Being bullied as a kid is tough business. It happens too much, and goes equally unreported. Many times the bullying goes on until the victim sees no other choice than to --- well, on this blog, let's just say --- take extreme personal measures. Fortunately however, a significant number decide they don't have to go it alone and elect to talk to a trusted adult. How wonderful when that happens.
What do the victims do to get bullied? They're smaller. Or fatter. Or have red hair. Or wear glasses. They are simply different. {I have to pause here for a moment while I ponder the significance of that word: "different" --- because something about everyone, every single person on this whirling sphere, including that bully, is different --- I've always found that to be curious} What then, when that difference is hand flapping or kooky behavior? Holding your ears and rocking back and forth during the middle of the teacher's lecture: that'll get you taunted on the playground, sure as I'm typing this.
What then, if the same condition that causes you to incessantly gnaw on your shirt sleeve also makes it difficult for you to communicate even your most basic emotion or concern? How as a child with a diminished ability to express your feelings are you supposed to explain to anyone just what's going on every weekday during that twenty minutes outside after lunch?
A friend who writes a family blog encountered just such a moment with her own son (read about it here). So far, their situation has been improving. But I have to sadly imagine that this is not always the case.
When you can barely speak, if at all, and can not communicate in abstract terms, and the ones who make you feel warm and secure live at the end of your six hours away from them, how do you cope with such a situation? Are the surrogates who are supposed to be looking out for you --- when your family can not be there --- looking out for you? Do you feel dread, or do you even comprehend the awful things being said to and/or about you? Maybe that's a benefit of autism for some: the teasing can't get to you, because it means nothing to you.
But just as with the neuro-typical kids playing around those of ours who are autistic, bullies can be cruel. I'm hard to convince that autism is an emotional armor suit against such a barrage. Kids are kids, no matter the shape, color or neurological challenge. And though our son who lives with autism is a year or two away from the potential bullying, this will be our issue tomorrow.
So I'm addressing it today: Do you have an autistic (or any special needs, for that matter) kid? Have you encountered bullying yet? How have you handled it? How has your little loved one handled it?
Please share your comments with us; they are very important. Give us some advice. Let us know what worked for you. We'll visit this subject again very soon.
~Jon
4 comments:
Jon, I haven't had this problem personally, but I think talking to the child and to the teachers is a great start. Our school system has a zero tolerance for bullying. As a school system, they have counselors go into every room and talk to kids about what bullying is and how to address it as the one being bullied, the peers seeing bullying, the teachers and adults witnessing and handling, etc.

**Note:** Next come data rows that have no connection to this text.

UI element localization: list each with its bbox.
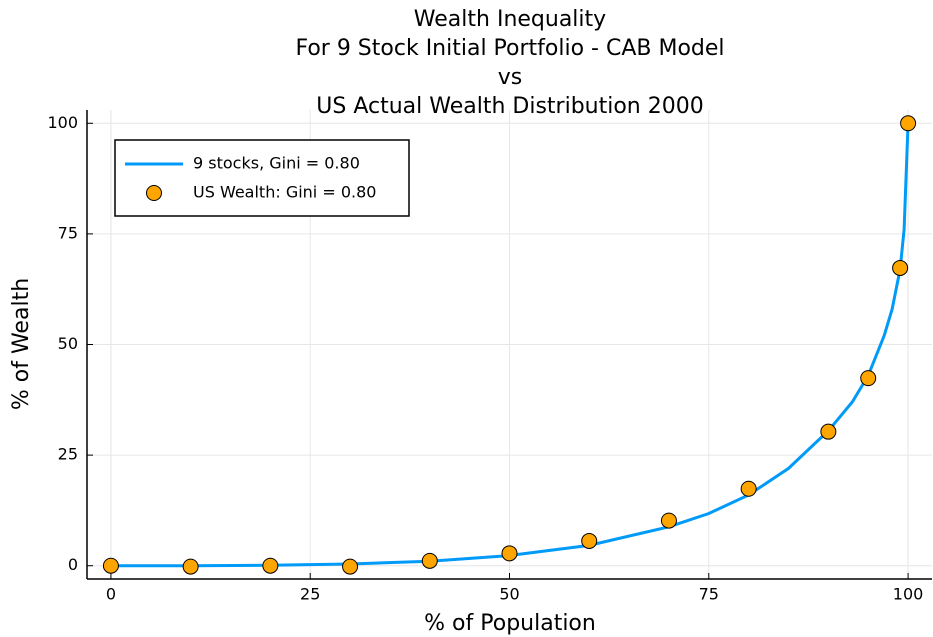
chart-title: vs xyxy=(498,65,522,90)
legend-label: 9 stocks, Gini = 0.80 xyxy=(193,154,360,173)
point xyxy=(102,557,119,574)
legend-label: US Wealth: Gini = 0.80 xyxy=(193,183,376,202)
x-tick-label: 75 xyxy=(699,585,719,604)
point xyxy=(182,558,199,575)
y-axis-label: % of Wealth xyxy=(9,278,34,410)
y-tick-label: 0 xyxy=(68,555,78,574)
point xyxy=(740,480,757,497)
x-tick-label: 50 xyxy=(499,585,519,604)
x-tick-label: 0 xyxy=(106,585,116,604)
point xyxy=(860,370,877,387)
x-tick-label: 25 xyxy=(300,585,320,604)
point xyxy=(581,532,598,549)
y-tick-label: 100 xyxy=(47,113,78,132)
point xyxy=(501,545,518,562)
chart-title: For 9 Stock Initial Portfolio - CAB Mode… xyxy=(295,36,724,61)
point xyxy=(892,259,909,276)
point xyxy=(342,558,359,575)
y-tick-label: 75 xyxy=(58,223,78,242)
legend-swatch xyxy=(146,185,162,201)
y-tick-label: 25 xyxy=(58,445,78,464)
point xyxy=(421,552,438,569)
point xyxy=(900,115,917,132)
point xyxy=(660,512,677,529)
x-axis-label: % of Population xyxy=(424,611,596,636)
y-tick-label: 50 xyxy=(58,334,78,353)
chart-title: Wealth Inequality xyxy=(414,7,606,32)
point xyxy=(262,557,279,574)
x-tick-label: 100 xyxy=(893,585,924,604)
point xyxy=(820,423,837,440)
legend-box xyxy=(114,139,410,217)
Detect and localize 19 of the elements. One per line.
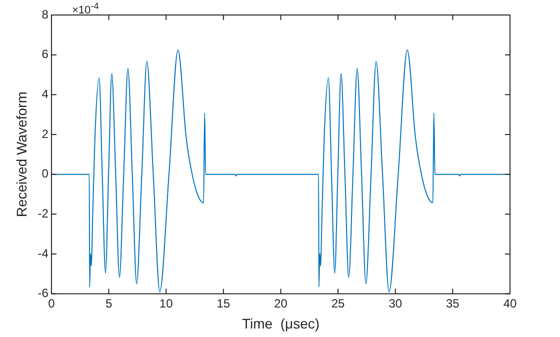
annotation: ×10$^{-4}$ (72, 1, 99, 17)
x-tick-label: 10 (159, 296, 174, 310)
x-tick-label: 20 (274, 296, 288, 310)
y-axis-title: Received Waveform (13, 92, 30, 218)
x-tick-label: 5 (105, 296, 112, 310)
y-tick-label: -6 (38, 286, 49, 300)
y-tick-label: 0 (42, 166, 49, 181)
y-tick-label: 2 (42, 126, 49, 141)
x-tick-label: 15 (216, 296, 230, 310)
x-tick-label: 40 (503, 296, 517, 310)
x-axis-title: Time (μsec) (242, 315, 320, 332)
x-tick-label: 30 (388, 296, 402, 310)
y-tick-label: -4 (38, 246, 49, 260)
x-tick-label: 25 (331, 296, 346, 310)
y-tick-label: 4 (42, 86, 49, 101)
x-tick-label: 35 (446, 296, 460, 310)
y-tick-label: -2 (38, 206, 49, 220)
y-tick-label: 8 (42, 7, 49, 22)
y-tick-label: 6 (42, 47, 49, 62)
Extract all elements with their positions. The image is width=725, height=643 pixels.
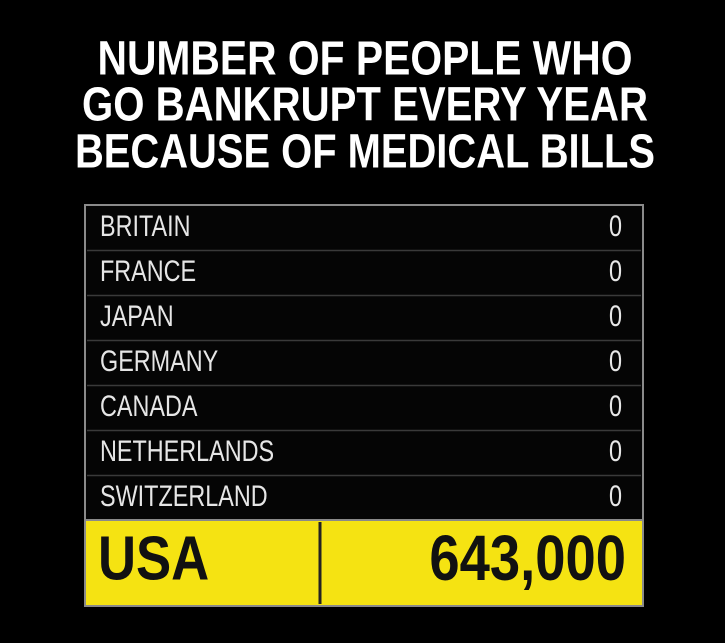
title-line: NUMBER OF PEOPLE WHO [98,33,633,86]
country-label: SWITZERLAND [100,479,268,512]
value-label: 0 [609,254,622,287]
value-label: 0 [609,209,622,242]
country-label: BRITAIN [100,209,191,242]
country-label: GERMANY [100,344,218,377]
country-label: CANADA [100,389,198,422]
title-line: GO BANKRUPT EVERY YEAR [82,79,648,132]
highlight-row [84,519,644,607]
title-line: BECAUSE OF MEDICAL BILLS [75,126,655,179]
value-label: 0 [609,299,622,332]
country-label: FRANCE [100,254,196,287]
value-label: 0 [609,344,622,377]
value-label: 643,000 [429,522,626,594]
value-label: 0 [609,389,622,422]
value-label: 0 [609,434,622,467]
country-label: JAPAN [100,299,174,332]
table-frame [84,204,644,521]
value-label: 0 [609,479,622,512]
country-label: NETHERLANDS [100,434,274,467]
country-label: USA [98,524,209,593]
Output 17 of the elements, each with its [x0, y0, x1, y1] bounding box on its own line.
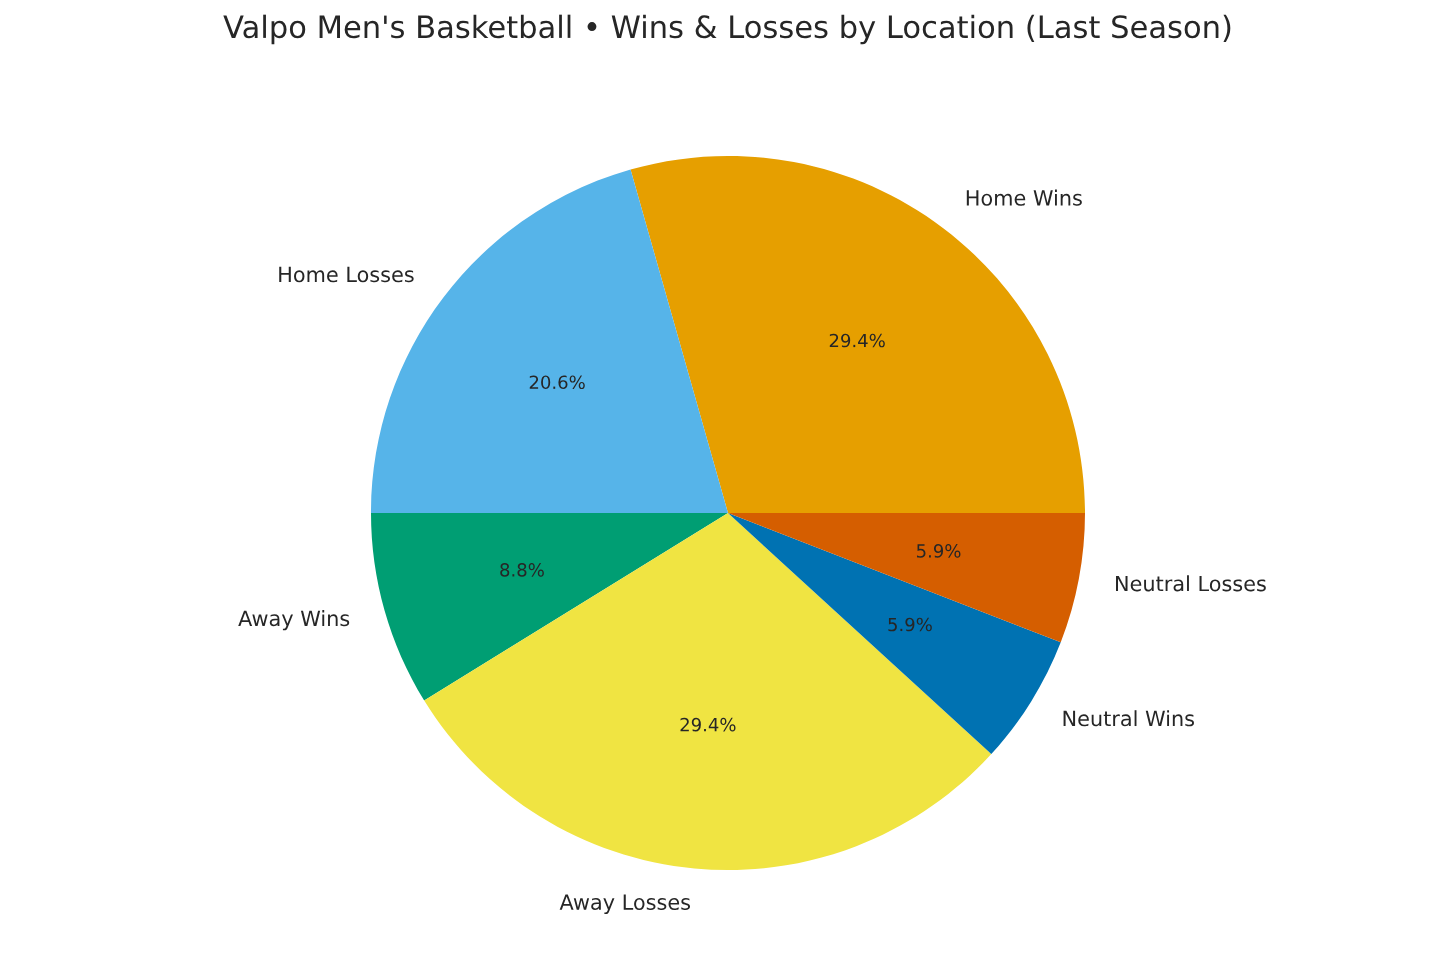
pie-slice — [728, 513, 1085, 643]
slice-label: Away Wins — [238, 610, 350, 631]
pie-slice — [424, 513, 992, 870]
slice-label: Neutral Wins — [1063, 710, 1195, 727]
data-label: 20.6% — [529, 375, 585, 390]
slice-label: Away Losses — [559, 894, 691, 915]
slice-label: Home Wins — [966, 189, 1082, 206]
data-label: 5.9% — [888, 617, 932, 632]
slice-label: Home Losses — [279, 266, 414, 283]
data-label: 29.4% — [829, 333, 885, 348]
chart-title: Valpo Men's Basketball • Wins & Losses by Location (Last Season) — [223, 14, 1231, 45]
pie-slice — [630, 156, 1085, 513]
slice-label: Neutral Losses — [1116, 575, 1266, 592]
data-label: 5.9% — [916, 544, 961, 558]
pie-slice — [371, 513, 728, 701]
data-label: 29.4% — [680, 717, 736, 732]
data-label: 8.8% — [500, 563, 544, 577]
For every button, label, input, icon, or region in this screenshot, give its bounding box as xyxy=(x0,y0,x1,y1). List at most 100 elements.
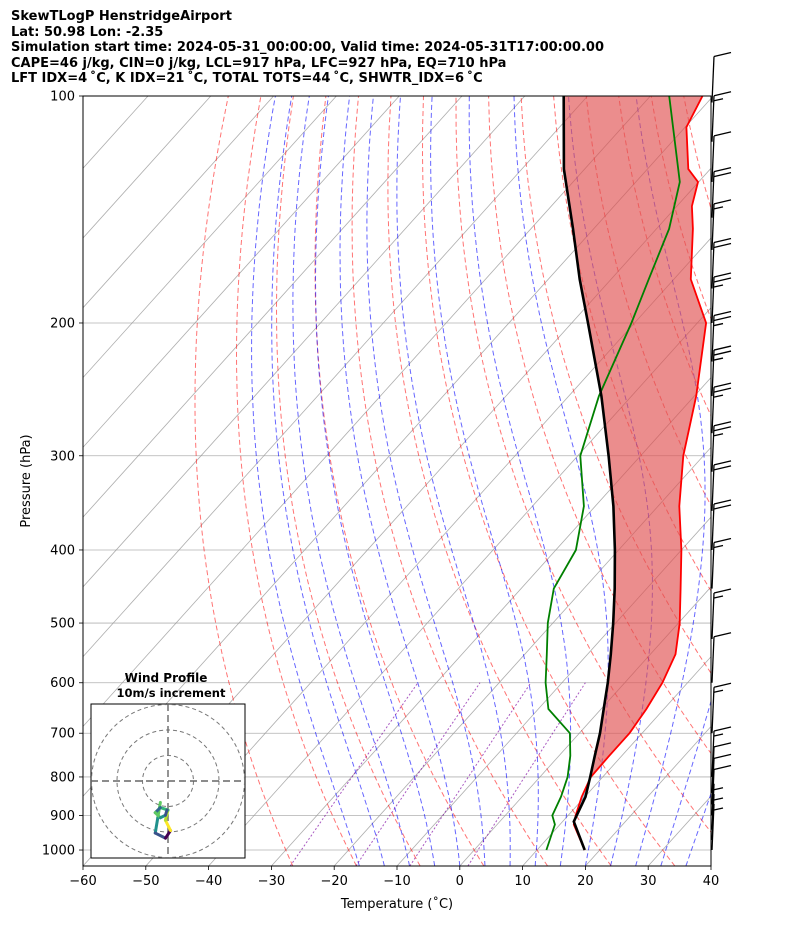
dry-adiabat xyxy=(455,96,711,833)
wind-barb xyxy=(711,237,732,289)
y-axis-label: Pressure (hPa) xyxy=(19,434,34,527)
wind-barb-full xyxy=(713,682,732,688)
cin-area xyxy=(563,96,707,779)
wind-barb-full xyxy=(713,237,732,244)
wind-barb-half xyxy=(713,797,724,801)
wind-barb-staff xyxy=(711,425,715,472)
dry-adiabat xyxy=(683,96,711,211)
wind-barb-staff xyxy=(711,242,715,289)
isotherm-line xyxy=(208,307,711,866)
wind-barb-staff xyxy=(711,746,715,793)
wind-barb xyxy=(711,726,732,777)
x-tick-label: 40 xyxy=(703,874,720,889)
wind-barb-full xyxy=(713,426,732,432)
y-tick-label: 600 xyxy=(50,676,75,691)
wind-barb-full xyxy=(713,199,732,205)
moist-adiabat xyxy=(339,96,461,866)
moist-adiabat xyxy=(396,96,511,866)
wind-barb-full xyxy=(713,537,732,544)
x-tick-label: 20 xyxy=(577,874,594,889)
wind-barb-full xyxy=(713,345,732,351)
isotherm-line xyxy=(585,725,711,866)
isotherm-line xyxy=(83,96,651,728)
wind-barb xyxy=(711,588,732,640)
dry-adiabat xyxy=(194,96,294,866)
wind-barb xyxy=(711,742,732,793)
wind-barb-half xyxy=(713,433,724,437)
dewpoint-line xyxy=(544,96,681,851)
isotherm-line xyxy=(710,865,711,866)
mixing-ratio-line xyxy=(409,682,532,866)
wind-barbs xyxy=(711,51,732,851)
wind-barb-full xyxy=(713,753,732,760)
wind-barb xyxy=(711,382,732,434)
wind-barb-staff xyxy=(711,687,715,734)
x-tick-label: −50 xyxy=(132,874,159,889)
wind-barb-full xyxy=(713,726,732,732)
wind-barb-staff xyxy=(711,387,715,434)
wind-barb-full xyxy=(713,504,732,510)
y-tick-label: 700 xyxy=(50,727,75,742)
wind-barb-full xyxy=(713,242,732,249)
isotherm-line xyxy=(83,96,400,448)
x-tick-label: 30 xyxy=(640,874,657,889)
x-axis: −60 −50 −40 −30 −20 −10 0 10 20 30 40 xyxy=(69,866,719,889)
y-axis: 100 200 300 400 500 600 700 800 900 1000 xyxy=(42,90,83,859)
wind-barb-staff xyxy=(711,542,715,589)
isotherm-line xyxy=(145,237,711,866)
wind-barb-full xyxy=(713,91,732,97)
wind-barb-full xyxy=(713,272,732,278)
wind-barb-half xyxy=(713,394,724,398)
wind-barb-full xyxy=(713,350,732,356)
y-tick-label: 300 xyxy=(50,449,75,464)
x-tick-label: −20 xyxy=(320,874,347,889)
dry-adiabat xyxy=(749,96,794,866)
wind-barb-half xyxy=(713,733,724,737)
moist-adiabat xyxy=(660,699,711,866)
wind-barb xyxy=(711,345,732,397)
wind-barb-half xyxy=(713,544,724,549)
moist-adiabat xyxy=(710,864,711,866)
moist-adiabat xyxy=(468,96,572,866)
isotherm-line xyxy=(83,96,463,518)
isotherm-line xyxy=(83,96,274,309)
dry-adiabat xyxy=(716,96,794,866)
wind-barb-full xyxy=(713,632,732,638)
wind-barb-staff xyxy=(711,350,715,397)
wind-barb-full xyxy=(713,131,732,137)
chart-time: Simulation start time: 2024-05-31_00:00:… xyxy=(11,40,604,56)
wind-barb-full xyxy=(713,277,732,283)
wind-barb-staff xyxy=(711,276,715,324)
wind-barb-staff xyxy=(711,315,715,362)
wind-barb-full xyxy=(713,387,732,393)
moist-adiabat xyxy=(271,96,385,866)
wind-barb-half xyxy=(713,595,724,599)
x-axis-label: Temperature (˚C) xyxy=(340,896,453,912)
y-tick-label: 100 xyxy=(50,90,75,105)
dry-adiabat xyxy=(387,96,612,866)
moist-adiabat xyxy=(251,96,360,866)
isotherm-line xyxy=(83,96,526,588)
wind-barb xyxy=(711,499,732,550)
wind-barb xyxy=(711,131,732,182)
x-tick-label: 10 xyxy=(514,874,531,889)
dry-adiabat xyxy=(421,96,676,866)
inset-subtitle: 10m/s increment xyxy=(117,686,226,700)
moist-adiabat xyxy=(292,96,411,866)
wind-barb-half xyxy=(713,206,724,210)
wind-barb-full xyxy=(713,588,732,594)
wind-barb-full xyxy=(713,51,732,58)
wind-barb-staff xyxy=(711,95,715,142)
chart-title-block: SkewTLogP HenstridgeAirport Lat: 50.98 L… xyxy=(11,9,604,87)
wind-barb xyxy=(711,682,732,734)
wind-barb xyxy=(711,199,732,250)
inset-content xyxy=(91,704,245,858)
parcel-path-line xyxy=(562,96,617,851)
chart-title: SkewTLogP HenstridgeAirport xyxy=(11,9,232,24)
wind-barb xyxy=(711,272,732,324)
wind-barb-full xyxy=(713,172,732,178)
y-tick-label: 200 xyxy=(50,316,75,331)
wind-barb-full xyxy=(713,315,732,322)
wind-barb xyxy=(711,421,732,472)
x-tick-label: −10 xyxy=(383,874,410,889)
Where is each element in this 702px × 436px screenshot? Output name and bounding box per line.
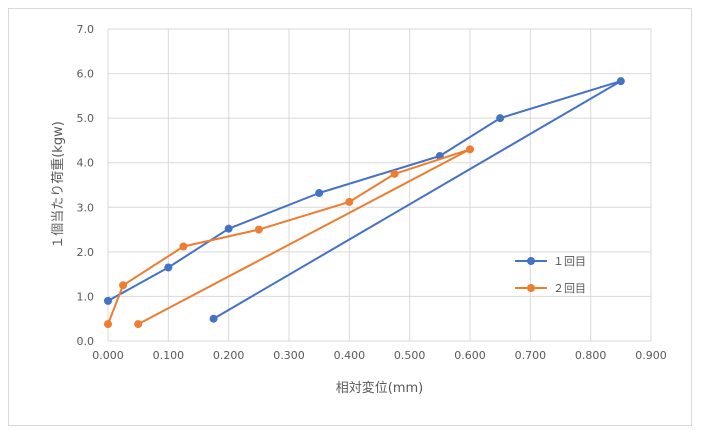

At the upper grade levels, police officers come in and give similar talks. We have retired police officers in all the schools as advocates, so I think this is why they address it in the upper grades.
Finally, I was just on another website and learned about this peer program http://autismambassadors.org/. Our school system has something similar but not peer initiated.
Corrie,
Thanks for your feedback. Yeah, a mom with a child on the spectrum ran into this issue and I thought it is important enough to mention. I hope we can have some visitors provide suggestions and dicussion about it.
Jon, thank you so much, not only for mentioning my story, but for your insightful thoughts on bullying. Very well said.
Corrie, thanks for posting the website; right now I'm not able to get to it, but I will keep trying. I'm sure I speak for Jon as well as myself when I say we appreciate all the resources we can get our hands on.
Deanna,
I'm happy to be able to say the things I do. I only pray that at some point I'll never have to say them again. For now, I'll continue to soldier on, crusade, advocate and thump people on the melon (metaphorically speaking, of course).